The Clean Air Council, on behalf of several conservation and environmental groups, has submitted a letter to state Department of Environmental Protection Secretary Chris Abruzzo questioning DEP’s air quality monitoring report regarding the Chevron well explosion in Dunkard Township.
DEP issued its study last month that concluded air monitoring conducted following the Feb. 11 well explosion indicated no pollutants at concentration levels that would be harmful to local residents or emergency responders.
DEP took samples at several sites, upwind and downwind of the well pad, from Feb. 12, the day following the explosion, to Feb. 20, the day the wells were capped.
“PA DEP’s sampling protocol suffered from numerous inadequacies that could have prevented the investigation from detecting harmful levels of pollution,” the council said.
DEP’s report said no concentration levels of pollutants were detected that would indicate a potential acute or short-term health concern for ‘typical local residents,’” the letter states. However, DEP should have evaluated impacts based on the most vulnerable individuals, including the elderly, children and those with existing medical conditions, it said.
The council also maintains 24-hour averages used by DEP underestimate exposure to potential peak concentrations, including any plumes of high concentration levels of pollutants, and should not be used to evaluate acute exposure to pollutants.
DEP completed insufficient air samples to support its conclusion the fire did not produce “pollution spikes” harmful to human health, the council said.
DEP used air sampling canisters to collect both instantaneous samples, referred to as grab samples, and 24-hour continuous samples.
Two grab samples were collected near residences downwind of the well site each day. For a benchmark, a single daily upwind grab sample was also taken. In addition, a 24-hour continuous sample was taken at one of the two downwind sample sites.
However, using only one 24-hour continuous monitor downwind, DEP failed to take into account changes in wind direction during the day that could have moved any plume of pollutants outside the range of the monitors, the council said.
In addition, grab samples taken only twice a day could possibly have missed any high volume of pollutants emitted for a short time. If any brief, high volume of pollutants were detected by the 24-hour monitor, it would go unrecorded because it would be averaged with all emissions during the day, the council said.
The council also notes DEP failed to conduct sampling the first day of the fire. “It is possible that many of the most harmful air toxics were emitted on the first day of the fire,” it said.
On the day of the explosion, Chevron barred DEP personnel and the agency’s emergency response vehicle from access to the site. DEP subsequently cited Chevron for failing to allow its personnel access to the property.

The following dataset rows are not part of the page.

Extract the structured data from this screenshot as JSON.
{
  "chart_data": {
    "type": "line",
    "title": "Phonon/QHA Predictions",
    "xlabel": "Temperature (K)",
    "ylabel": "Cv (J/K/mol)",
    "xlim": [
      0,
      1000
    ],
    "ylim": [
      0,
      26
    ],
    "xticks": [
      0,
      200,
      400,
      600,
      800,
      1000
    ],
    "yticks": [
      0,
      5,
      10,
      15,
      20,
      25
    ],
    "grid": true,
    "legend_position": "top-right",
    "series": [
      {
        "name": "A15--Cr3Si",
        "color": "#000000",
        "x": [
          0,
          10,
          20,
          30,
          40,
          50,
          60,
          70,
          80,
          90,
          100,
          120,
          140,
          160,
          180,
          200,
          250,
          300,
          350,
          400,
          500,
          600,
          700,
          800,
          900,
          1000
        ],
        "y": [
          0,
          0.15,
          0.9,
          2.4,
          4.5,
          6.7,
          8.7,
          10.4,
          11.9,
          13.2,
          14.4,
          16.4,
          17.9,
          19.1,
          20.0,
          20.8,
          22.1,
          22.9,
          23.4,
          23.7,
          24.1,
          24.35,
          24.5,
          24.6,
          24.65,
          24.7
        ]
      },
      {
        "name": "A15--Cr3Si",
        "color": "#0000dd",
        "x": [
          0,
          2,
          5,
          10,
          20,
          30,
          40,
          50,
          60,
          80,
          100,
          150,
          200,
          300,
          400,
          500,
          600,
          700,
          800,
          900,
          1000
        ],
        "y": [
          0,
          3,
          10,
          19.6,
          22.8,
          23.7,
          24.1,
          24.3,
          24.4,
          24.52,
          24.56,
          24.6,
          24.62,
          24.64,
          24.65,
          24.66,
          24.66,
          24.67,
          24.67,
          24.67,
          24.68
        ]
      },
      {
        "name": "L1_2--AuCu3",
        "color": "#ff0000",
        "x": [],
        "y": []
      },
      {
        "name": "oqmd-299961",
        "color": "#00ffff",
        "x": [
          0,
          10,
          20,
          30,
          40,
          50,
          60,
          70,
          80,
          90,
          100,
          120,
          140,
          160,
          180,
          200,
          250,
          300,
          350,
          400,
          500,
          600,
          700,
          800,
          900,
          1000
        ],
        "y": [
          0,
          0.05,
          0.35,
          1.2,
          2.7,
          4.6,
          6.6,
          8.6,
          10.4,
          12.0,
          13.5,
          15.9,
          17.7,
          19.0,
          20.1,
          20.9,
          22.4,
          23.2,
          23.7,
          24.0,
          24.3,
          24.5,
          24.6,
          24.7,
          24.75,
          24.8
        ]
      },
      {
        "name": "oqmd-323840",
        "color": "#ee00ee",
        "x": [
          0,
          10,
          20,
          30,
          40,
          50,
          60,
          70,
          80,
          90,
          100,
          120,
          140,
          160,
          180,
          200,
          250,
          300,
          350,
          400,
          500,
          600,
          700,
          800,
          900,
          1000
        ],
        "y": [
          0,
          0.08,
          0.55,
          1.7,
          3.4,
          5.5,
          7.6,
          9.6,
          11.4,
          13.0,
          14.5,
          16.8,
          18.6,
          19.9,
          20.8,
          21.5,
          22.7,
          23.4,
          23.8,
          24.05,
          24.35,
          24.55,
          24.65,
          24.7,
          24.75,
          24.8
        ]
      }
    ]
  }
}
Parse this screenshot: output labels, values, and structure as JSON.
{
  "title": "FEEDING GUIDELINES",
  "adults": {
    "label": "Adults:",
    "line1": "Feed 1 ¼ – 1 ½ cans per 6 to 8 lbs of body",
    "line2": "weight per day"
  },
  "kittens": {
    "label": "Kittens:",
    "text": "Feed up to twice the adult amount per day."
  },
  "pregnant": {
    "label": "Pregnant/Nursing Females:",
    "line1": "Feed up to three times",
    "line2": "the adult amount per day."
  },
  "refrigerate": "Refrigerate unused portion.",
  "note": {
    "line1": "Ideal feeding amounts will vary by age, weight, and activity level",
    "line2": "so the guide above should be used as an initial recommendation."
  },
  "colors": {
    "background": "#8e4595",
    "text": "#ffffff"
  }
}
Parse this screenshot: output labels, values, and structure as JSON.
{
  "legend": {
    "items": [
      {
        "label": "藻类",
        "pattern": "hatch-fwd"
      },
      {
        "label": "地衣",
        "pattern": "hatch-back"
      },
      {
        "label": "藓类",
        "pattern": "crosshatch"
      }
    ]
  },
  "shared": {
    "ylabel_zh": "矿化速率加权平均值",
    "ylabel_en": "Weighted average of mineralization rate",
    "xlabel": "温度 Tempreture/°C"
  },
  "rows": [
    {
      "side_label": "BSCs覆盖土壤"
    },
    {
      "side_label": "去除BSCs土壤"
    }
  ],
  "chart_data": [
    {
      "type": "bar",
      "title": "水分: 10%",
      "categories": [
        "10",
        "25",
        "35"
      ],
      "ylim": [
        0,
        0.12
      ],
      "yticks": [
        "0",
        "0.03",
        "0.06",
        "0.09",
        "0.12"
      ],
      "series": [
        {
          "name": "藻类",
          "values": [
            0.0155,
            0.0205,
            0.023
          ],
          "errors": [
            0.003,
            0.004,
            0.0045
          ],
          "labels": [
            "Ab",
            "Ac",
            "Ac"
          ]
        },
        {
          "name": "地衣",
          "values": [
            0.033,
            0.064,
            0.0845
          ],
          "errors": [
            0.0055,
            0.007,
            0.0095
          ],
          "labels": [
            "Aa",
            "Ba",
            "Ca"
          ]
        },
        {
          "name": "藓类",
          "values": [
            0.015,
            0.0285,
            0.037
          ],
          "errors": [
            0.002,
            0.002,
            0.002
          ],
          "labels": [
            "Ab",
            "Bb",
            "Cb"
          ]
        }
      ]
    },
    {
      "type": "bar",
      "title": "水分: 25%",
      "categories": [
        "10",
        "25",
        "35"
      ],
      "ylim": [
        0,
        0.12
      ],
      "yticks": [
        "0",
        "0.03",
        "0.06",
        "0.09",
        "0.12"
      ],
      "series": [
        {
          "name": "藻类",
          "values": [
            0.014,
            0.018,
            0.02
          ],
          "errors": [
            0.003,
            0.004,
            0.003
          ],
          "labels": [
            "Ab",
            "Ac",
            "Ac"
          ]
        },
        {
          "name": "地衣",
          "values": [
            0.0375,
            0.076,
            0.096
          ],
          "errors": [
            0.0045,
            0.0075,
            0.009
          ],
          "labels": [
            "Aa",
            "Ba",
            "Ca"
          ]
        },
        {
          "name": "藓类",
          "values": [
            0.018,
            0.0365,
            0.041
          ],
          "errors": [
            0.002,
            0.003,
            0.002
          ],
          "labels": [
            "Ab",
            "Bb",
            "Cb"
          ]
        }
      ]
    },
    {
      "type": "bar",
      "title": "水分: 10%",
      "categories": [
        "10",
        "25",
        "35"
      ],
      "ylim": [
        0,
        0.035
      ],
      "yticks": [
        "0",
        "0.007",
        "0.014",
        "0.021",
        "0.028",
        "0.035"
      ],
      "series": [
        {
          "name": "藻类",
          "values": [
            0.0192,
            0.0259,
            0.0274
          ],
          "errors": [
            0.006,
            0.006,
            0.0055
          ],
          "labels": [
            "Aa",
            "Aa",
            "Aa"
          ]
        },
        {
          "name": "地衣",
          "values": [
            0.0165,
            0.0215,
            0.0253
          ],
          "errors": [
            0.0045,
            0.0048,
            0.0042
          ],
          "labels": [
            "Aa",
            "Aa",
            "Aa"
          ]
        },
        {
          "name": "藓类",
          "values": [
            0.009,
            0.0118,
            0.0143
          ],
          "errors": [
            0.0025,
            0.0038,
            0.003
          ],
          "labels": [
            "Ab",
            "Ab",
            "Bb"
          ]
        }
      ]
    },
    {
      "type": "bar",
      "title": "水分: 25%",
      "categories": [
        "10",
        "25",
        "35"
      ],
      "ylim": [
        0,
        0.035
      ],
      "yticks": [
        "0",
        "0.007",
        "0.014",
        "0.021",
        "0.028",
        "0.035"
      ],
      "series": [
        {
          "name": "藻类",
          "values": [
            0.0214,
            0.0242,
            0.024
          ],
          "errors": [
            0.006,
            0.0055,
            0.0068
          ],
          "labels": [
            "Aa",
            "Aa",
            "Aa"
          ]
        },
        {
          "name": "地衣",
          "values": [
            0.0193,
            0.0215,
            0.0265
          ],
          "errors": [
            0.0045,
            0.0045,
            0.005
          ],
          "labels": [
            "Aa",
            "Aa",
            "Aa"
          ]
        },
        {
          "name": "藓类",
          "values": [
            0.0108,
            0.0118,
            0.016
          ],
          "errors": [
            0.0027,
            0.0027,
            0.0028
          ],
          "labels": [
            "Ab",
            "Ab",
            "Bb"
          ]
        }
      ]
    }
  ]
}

“This conforms to a troubling pattern in which PA DEP fails to enforce environmental laws and abdicates its legal obligation to protect the people’s right to breathe clean air,” the council said.
DEP spokeswoman Morgan Wagner, in an email, said the agency is preparing an official response to the council’s letter.
She noted, however, DEP personnel were on-site almost immediately following the explosion and remained on-site 24 hours a day until the emergency ended.
Chevron initially denied access to the well pad based on safety concerns, however, DEP emergency responders were able to set up the monitoring equipment they felt was necessary, she said. DEP cited the company to make it clear “an operator does not have the authority to restrict DEP’s access.”
Wagner also said the agency disagrees with the council’s assertions regarding DEP’s sampling methodology.
“We began our independent sampling a day after the fire was reported,” she said. “Our staff is highly trained in this area and we stand by our sampling protocol.” Chevron also was monitoring the air at the same time, she said.
DEP monitored for 57 toxic air pollutants. “Again, as the report says, the ground-level concentrations of those toxic air pollutants were not detected at levels in excess of concentrations that would indicate a potential acute or short-term health concern for emergency responders or a ‘typical’ local resident,” Wagner wrote.
The council prepared the letter on behalf of the Greene County Izaak Walton League, Center for Coalfield Justice and the Sierra Club. A spokesman for the council could not be reached for comment.